The Arizona Supreme Court’s ruling in Orca v. Noder opens the door for employers to make claims of unfair competition against employees who misuse the company’s confidential information.

In our January 2014 article, “Restrictive Covenants in Employment Agreements,” we wrote about the Arizona Court of Appeals ruling in Orca v. Noder. That case made its way to the Arizona Supreme Court, which last month issued its own opinion.

Although this new opinion did not affect the lower court’s reasoning regarding restrictive covenants, the Supreme Court did insert its own reasoning with respect to an issue of increasing importance in disputes between business owners and their former employees: unfair competition based on confidential information.

What the Supreme Court Has Taught Us in Orca

The Orca case involved an ex-employee (Noder) of a public-relations firm (Orca Communications).
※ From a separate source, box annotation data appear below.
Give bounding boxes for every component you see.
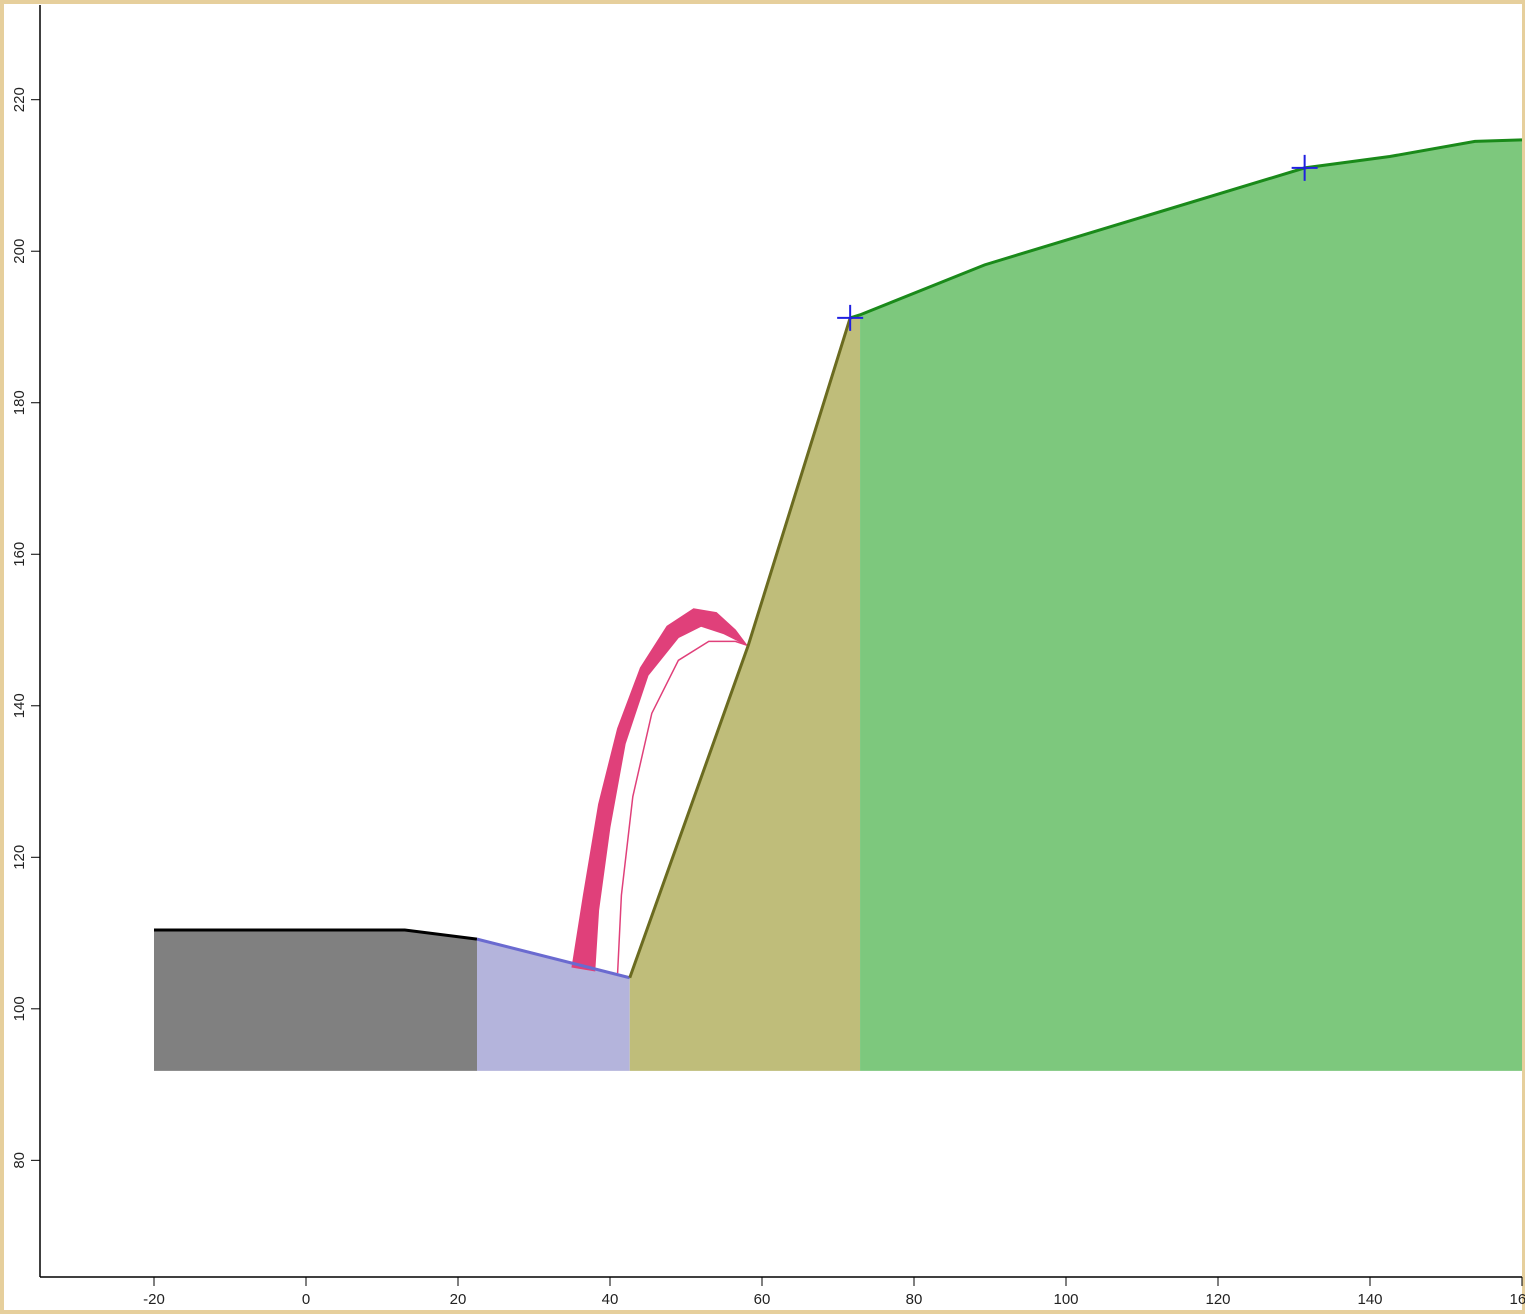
material-region [477,939,630,1071]
x-tick-label: 80 [906,1291,923,1308]
x-tick-label: 60 [754,1291,771,1308]
material-region [860,139,1522,1071]
boundary [476,937,631,980]
x-tick-label: 140 [1357,1291,1382,1308]
limit-marker [837,304,864,331]
y-tick-label: 180 [11,390,28,415]
x-tick-label: 20 [450,1291,467,1308]
y-tick-label: 80 [11,1152,28,1169]
material-region [154,930,477,1071]
y-tick-label: 200 [11,239,28,264]
y-tick-label: 220 [11,87,28,112]
y-tick-label: 100 [11,996,28,1021]
plot-area [154,138,1522,1071]
x-tick-label: 160 [1509,1291,1525,1308]
limit-marker [1291,154,1318,181]
boundary [154,928,478,941]
y-tick-label: 160 [11,542,28,567]
x-tick-label: 0 [302,1291,310,1308]
x-tick-label: 100 [1053,1291,1078,1308]
x-tick-label: -20 [143,1291,165,1308]
y-tick-label: 140 [11,693,28,718]
x-tick-label: 120 [1205,1291,1230,1308]
material-region [629,314,861,1071]
y-tick-label: 120 [11,845,28,870]
x-tick-label: 40 [602,1291,619,1308]
boundary [628,317,852,979]
axes: -20 0 20 40 60 80 100 120 140 160 80 100 120 140 160 18… [11,5,1525,1308]
slip-surface [616,640,748,974]
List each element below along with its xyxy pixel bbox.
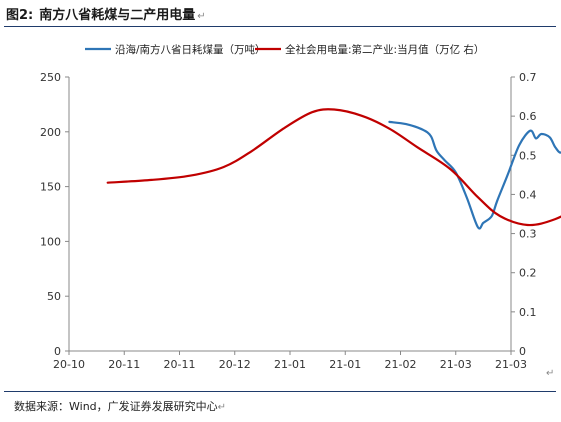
title-divider xyxy=(4,26,556,27)
x-tick-label: 21-02 xyxy=(385,358,417,371)
source-divider xyxy=(4,391,556,392)
figure-title-row: 图2: 南方八省耗煤与二产用电量 ↵ xyxy=(6,4,554,24)
y-left-tick-label: 250 xyxy=(40,71,61,84)
y-right-tick-label: 0.7 xyxy=(519,71,537,84)
y-left-tick-label: 100 xyxy=(40,235,61,248)
figure-title: 南方八省耗煤与二产用电量 xyxy=(39,8,196,23)
legend-label-2: 全社会用电量:第二产业:当月值（万亿 右） xyxy=(285,43,484,56)
chart-axes: 0 50 100 150 200 250 0 0.1 0.2 0.3 0.4 0.5 0.6 0.7 20-… xyxy=(40,71,537,371)
paragraph-mark-icon: ↵ xyxy=(217,402,227,413)
figure-source-text: 数据来源：Wind，广发证券发展研究中心 xyxy=(14,400,218,413)
series-line-2 xyxy=(106,108,561,227)
y-right-tick-label: 0.6 xyxy=(519,110,537,123)
x-tick-label: 21-01 xyxy=(274,358,306,371)
x-tick-label: 21-01 xyxy=(329,358,361,371)
y-right-tick-label: 0.3 xyxy=(519,228,537,241)
figure-number: 图2: xyxy=(6,8,34,23)
chart-series xyxy=(106,108,561,230)
x-tick-label: 20-12 xyxy=(219,358,251,371)
y-right-tick-label: 0.1 xyxy=(519,306,537,319)
y-left-tick-label: 200 xyxy=(40,126,61,139)
y-left-tick-label: 150 xyxy=(40,181,61,194)
y-right-tick-label: 0.4 xyxy=(519,188,537,201)
x-tick-label: 20-11 xyxy=(164,358,196,371)
x-tick-label: 20-10 xyxy=(53,358,85,371)
y-right-tick-label: 0 xyxy=(519,345,526,358)
y-left-tick-label: 0 xyxy=(54,345,61,358)
chart-legend: 沿海/南方八省日耗煤量（万吨） 全社会用电量:第二产业:当月值（万亿 右） xyxy=(85,43,484,56)
x-tick-label: 21-03 xyxy=(440,358,472,371)
x-tick-label: 21-03 xyxy=(495,358,527,371)
figure-source: 数据来源：Wind，广发证券发展研究中心↵ xyxy=(14,398,226,414)
y-left-tick-label: 50 xyxy=(47,290,61,303)
y-right-tick-label: 0.5 xyxy=(519,149,537,162)
paragraph-mark-icon: ↵ xyxy=(546,368,555,379)
y-right-tick-label: 0.2 xyxy=(519,267,537,280)
paragraph-mark-icon: ↵ xyxy=(197,11,206,22)
series-line-1 xyxy=(388,120,561,230)
legend-label-1: 沿海/南方八省日耗煤量（万吨） xyxy=(115,43,266,56)
x-tick-label: 20-11 xyxy=(108,358,140,371)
Orca alleged that Noder left with knowledge of confidential information (e.g., financial information, customer information, vendor information), set up a competing business, and used that confidential information to Orca’s detriment. The trial court dismissed all of Orca’s claims, including claims based on the use of confidential information, which the court held were displaced by Arizona’s Uniform Trade Secrets Act.
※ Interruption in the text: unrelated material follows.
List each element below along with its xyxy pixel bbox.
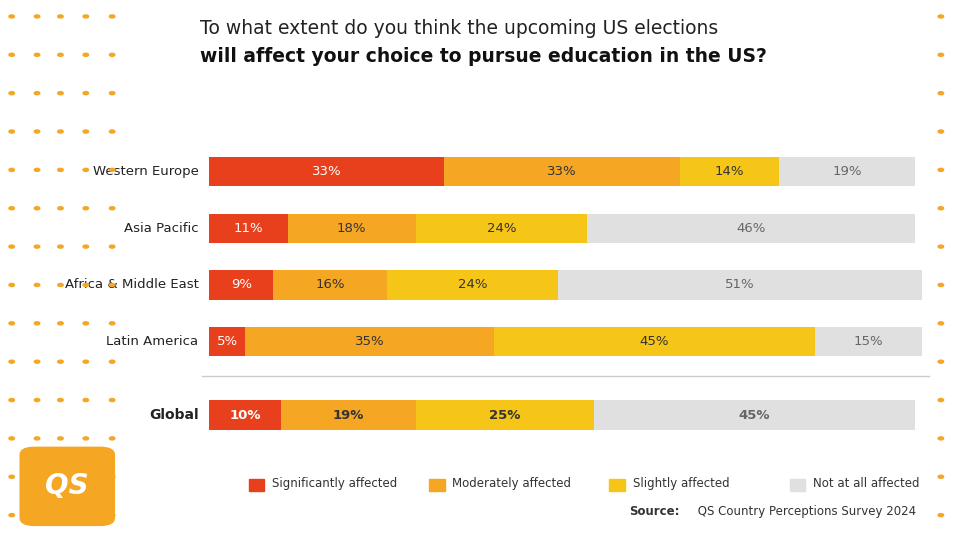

In light of the Arizona Supreme Court’s Orca opinion, we now know that the trial court erred by dismissing Orca’s claims that relied on allegations that its former employee misused confidential information. Those claims — claims for breach of fiduciary duty, tortious interference with business expectancies, and unfair competition — should have survived.

The Supreme Court opinion affirms that, even if confidential information is not a “trade secret” as defined by Arizona’s Uniform Trade Secrets Act, it could still be confidential information protected by Arizona law. The Act controls only confidential information that rises to the level of a “trade secret”; other kinds of confidential information will be governed by other statutes or by Arizona common law.
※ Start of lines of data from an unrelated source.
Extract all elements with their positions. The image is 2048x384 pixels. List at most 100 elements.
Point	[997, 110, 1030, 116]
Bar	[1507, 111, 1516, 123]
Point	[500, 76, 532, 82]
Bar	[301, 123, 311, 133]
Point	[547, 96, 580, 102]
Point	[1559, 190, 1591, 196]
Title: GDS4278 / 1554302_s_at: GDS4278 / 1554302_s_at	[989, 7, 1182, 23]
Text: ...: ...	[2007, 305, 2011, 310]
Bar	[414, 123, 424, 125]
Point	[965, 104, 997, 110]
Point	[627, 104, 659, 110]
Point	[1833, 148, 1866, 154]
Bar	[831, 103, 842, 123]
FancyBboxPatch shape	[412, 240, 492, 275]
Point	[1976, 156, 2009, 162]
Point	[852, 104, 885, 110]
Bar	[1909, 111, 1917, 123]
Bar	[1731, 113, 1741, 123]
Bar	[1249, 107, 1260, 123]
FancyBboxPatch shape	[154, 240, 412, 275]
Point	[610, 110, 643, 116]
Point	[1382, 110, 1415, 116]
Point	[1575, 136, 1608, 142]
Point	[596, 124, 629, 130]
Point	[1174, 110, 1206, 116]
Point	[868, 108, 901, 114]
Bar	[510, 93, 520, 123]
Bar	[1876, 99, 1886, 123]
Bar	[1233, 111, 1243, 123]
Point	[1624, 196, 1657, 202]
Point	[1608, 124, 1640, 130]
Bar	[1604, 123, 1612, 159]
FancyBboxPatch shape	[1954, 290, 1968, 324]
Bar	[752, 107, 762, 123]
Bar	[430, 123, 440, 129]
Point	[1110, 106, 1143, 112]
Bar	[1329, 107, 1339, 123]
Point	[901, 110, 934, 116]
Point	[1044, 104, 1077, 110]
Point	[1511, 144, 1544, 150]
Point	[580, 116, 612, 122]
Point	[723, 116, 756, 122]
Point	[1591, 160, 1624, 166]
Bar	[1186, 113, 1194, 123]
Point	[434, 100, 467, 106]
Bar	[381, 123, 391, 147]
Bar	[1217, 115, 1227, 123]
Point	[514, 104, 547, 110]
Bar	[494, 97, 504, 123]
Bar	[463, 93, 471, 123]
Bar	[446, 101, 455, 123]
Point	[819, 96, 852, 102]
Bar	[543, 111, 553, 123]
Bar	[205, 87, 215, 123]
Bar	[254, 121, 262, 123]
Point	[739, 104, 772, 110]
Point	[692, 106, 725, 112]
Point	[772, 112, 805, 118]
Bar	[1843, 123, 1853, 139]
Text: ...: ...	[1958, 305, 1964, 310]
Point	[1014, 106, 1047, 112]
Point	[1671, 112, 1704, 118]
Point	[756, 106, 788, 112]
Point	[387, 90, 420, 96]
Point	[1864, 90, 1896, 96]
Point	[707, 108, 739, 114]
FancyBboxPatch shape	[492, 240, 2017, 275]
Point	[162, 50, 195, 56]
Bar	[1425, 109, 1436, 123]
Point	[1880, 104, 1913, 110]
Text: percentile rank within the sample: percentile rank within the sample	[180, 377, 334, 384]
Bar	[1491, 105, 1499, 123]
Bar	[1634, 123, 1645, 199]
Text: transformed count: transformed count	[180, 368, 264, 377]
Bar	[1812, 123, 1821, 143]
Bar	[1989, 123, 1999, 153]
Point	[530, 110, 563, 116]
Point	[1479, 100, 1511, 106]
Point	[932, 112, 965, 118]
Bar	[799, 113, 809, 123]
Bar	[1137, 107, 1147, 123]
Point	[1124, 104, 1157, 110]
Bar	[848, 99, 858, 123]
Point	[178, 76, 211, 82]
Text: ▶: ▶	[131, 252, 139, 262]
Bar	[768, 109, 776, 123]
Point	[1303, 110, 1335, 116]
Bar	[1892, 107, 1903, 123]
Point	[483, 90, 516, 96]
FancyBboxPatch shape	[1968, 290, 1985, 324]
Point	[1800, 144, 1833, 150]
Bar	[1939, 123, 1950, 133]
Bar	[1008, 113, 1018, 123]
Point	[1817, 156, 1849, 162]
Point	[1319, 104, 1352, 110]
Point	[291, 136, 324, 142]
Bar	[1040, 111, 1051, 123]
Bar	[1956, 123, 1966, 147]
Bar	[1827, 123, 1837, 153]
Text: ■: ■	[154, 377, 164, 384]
The Supreme Court refused to declare whether Orca actually had a viable common-law unfair competition claim, explaining that “discovery and further litigation” would be needed to ascertain all the facts. However, by citing several sources that Arizona courts use as common-law guides (namely, the Restatement of Torts and the Restatement of Agency), the Supreme Court seems to suggest that it is possible, depending on the facts of the case, to bring a common-law unfair competition claim based on an employee’s alleged misuse of confidential information.

Conclusion

For employers, Supreme Court’s Orca opinion means that, at the very least, employers that have been injured by a former employee’s use of confidential information are not without recourse, even if that confidential information is not technically a “trade secret.” In such cases, employers should consult with a litigation attorney to discuss the facts and explore what claims may be available.